Question

a circular loop of wire with a radius of 20 cm lies in the xy - plane and carries a current of 2.0 a, counterclockwise when viewed from a point on the positive z - axis. its magnetic dipole moment is
o 2.5 a·m², in the negative z direction.
o 0.25 a·m², in the positive z direction.
o 2.5 a·m², in the positive z direction.
o 0.25 a·m², in the xy - plane.
o 0.25 a·m², in the negative z direction.
save for later
submit answer
28.8 the magnetic dipole moment

Explanation:

Step1: Recall magnetic - dipole moment formula

The magnetic - dipole moment of a current - carrying loop is given by $\vec{\mu}=IA\hat{n}$, where $I$ is the current, $A$ is the area of the loop, and $\hat{n}$ is the unit vector normal to the loop.

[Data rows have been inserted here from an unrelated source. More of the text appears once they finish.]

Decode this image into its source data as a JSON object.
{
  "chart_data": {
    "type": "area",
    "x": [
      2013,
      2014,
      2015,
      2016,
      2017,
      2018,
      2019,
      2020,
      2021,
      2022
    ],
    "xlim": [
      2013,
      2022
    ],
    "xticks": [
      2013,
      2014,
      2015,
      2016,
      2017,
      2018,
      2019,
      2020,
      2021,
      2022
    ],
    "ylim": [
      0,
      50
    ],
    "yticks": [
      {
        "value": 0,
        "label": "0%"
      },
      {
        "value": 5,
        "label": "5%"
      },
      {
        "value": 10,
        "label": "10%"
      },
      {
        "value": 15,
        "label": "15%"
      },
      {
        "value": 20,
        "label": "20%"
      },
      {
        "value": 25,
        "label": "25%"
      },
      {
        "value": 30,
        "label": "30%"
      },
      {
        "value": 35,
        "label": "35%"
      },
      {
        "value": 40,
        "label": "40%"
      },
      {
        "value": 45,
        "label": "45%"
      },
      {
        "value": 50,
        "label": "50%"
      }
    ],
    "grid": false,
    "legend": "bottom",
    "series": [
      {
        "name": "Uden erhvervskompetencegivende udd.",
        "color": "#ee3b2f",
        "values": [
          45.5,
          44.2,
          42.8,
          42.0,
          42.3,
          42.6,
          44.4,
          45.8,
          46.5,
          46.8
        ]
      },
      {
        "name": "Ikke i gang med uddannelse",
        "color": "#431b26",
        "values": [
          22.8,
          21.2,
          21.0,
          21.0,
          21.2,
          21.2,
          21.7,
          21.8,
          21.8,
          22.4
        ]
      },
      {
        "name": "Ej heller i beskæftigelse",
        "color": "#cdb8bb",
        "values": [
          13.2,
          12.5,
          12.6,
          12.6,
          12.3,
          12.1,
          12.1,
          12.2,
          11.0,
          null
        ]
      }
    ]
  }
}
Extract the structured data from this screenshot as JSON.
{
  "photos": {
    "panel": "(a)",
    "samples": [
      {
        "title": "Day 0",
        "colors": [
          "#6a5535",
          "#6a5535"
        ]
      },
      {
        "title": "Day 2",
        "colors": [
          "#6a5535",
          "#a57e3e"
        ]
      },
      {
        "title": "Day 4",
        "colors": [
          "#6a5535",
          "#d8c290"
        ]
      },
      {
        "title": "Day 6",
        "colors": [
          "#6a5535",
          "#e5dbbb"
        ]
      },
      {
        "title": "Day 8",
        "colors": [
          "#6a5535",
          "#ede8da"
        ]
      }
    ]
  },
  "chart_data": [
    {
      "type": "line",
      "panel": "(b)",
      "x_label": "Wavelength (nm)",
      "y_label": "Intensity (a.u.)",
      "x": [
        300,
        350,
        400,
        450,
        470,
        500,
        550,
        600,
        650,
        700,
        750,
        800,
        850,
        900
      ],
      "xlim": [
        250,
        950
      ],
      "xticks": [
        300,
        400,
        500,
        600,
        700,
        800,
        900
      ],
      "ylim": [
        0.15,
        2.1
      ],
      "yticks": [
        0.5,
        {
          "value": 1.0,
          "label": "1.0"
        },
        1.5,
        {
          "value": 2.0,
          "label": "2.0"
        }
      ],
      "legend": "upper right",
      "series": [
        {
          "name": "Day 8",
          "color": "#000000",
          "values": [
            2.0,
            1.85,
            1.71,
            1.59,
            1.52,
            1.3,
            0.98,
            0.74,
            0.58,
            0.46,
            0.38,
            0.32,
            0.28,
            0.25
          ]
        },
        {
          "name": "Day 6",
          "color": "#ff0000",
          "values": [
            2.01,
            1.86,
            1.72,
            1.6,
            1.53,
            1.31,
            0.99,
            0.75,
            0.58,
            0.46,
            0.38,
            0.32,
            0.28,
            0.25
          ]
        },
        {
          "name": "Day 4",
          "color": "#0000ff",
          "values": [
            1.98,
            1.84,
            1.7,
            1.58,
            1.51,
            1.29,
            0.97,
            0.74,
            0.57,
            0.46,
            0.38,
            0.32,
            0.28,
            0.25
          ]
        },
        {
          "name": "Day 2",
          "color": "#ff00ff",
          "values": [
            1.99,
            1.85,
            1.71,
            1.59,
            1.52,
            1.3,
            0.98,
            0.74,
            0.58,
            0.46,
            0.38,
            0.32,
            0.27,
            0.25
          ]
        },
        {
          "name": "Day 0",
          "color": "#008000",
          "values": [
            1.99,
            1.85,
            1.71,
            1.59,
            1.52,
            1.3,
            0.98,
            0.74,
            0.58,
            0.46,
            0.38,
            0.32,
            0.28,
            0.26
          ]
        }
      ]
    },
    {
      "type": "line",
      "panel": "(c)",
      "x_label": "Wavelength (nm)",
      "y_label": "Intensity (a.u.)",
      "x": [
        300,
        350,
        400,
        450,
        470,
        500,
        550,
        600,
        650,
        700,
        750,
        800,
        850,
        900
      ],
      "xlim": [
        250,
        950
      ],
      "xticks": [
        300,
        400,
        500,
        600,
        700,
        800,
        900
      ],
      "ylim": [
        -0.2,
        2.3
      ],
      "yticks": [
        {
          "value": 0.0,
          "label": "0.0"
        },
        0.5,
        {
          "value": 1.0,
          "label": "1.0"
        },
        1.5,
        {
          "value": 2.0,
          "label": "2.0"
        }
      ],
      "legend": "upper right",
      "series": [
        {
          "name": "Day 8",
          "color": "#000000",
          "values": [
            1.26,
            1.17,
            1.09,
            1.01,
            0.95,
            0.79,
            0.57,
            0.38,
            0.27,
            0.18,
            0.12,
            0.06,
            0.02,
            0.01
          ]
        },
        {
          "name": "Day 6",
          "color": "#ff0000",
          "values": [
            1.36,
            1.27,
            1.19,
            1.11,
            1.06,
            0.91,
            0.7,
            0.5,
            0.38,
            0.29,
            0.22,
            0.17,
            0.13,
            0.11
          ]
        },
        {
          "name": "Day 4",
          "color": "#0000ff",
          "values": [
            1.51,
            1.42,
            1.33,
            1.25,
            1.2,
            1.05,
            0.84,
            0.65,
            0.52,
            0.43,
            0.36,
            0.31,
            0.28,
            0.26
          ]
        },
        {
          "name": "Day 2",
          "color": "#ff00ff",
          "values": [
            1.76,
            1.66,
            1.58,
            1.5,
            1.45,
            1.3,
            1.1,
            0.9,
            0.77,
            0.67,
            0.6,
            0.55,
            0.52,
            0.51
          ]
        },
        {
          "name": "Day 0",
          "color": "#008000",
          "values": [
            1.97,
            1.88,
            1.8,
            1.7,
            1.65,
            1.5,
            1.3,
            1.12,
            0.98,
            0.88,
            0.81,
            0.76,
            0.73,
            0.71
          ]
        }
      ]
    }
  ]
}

Step2: Calculate the area of the circular loop

The area of a circle is $A = \pi r^{2}$. Given $r = 20\ cm=0.2\ m$, then $A=\pi(0.2)^{2}= 0.04\pi\ m^{2}$.

Step3: Calculate the magnetic - dipole moment

Given $I = 2.0\ A$, then $\mu=IA$. Substituting the values, we get $\mu=2\times0.04\pi\ A\cdot m^{2}\approx 0.25\ A\cdot m^{2}$.

Step4: Determine the direction

Using the right - hand rule, for a counter - clockwise current in the $xy$ - plane (viewed from the positive $z$ - axis), the direction of the magnetic - dipole moment is along the positive $z$ - axis.

Answer:

$0.25\ A\cdot m^{2}$, in the positive $z$ direction.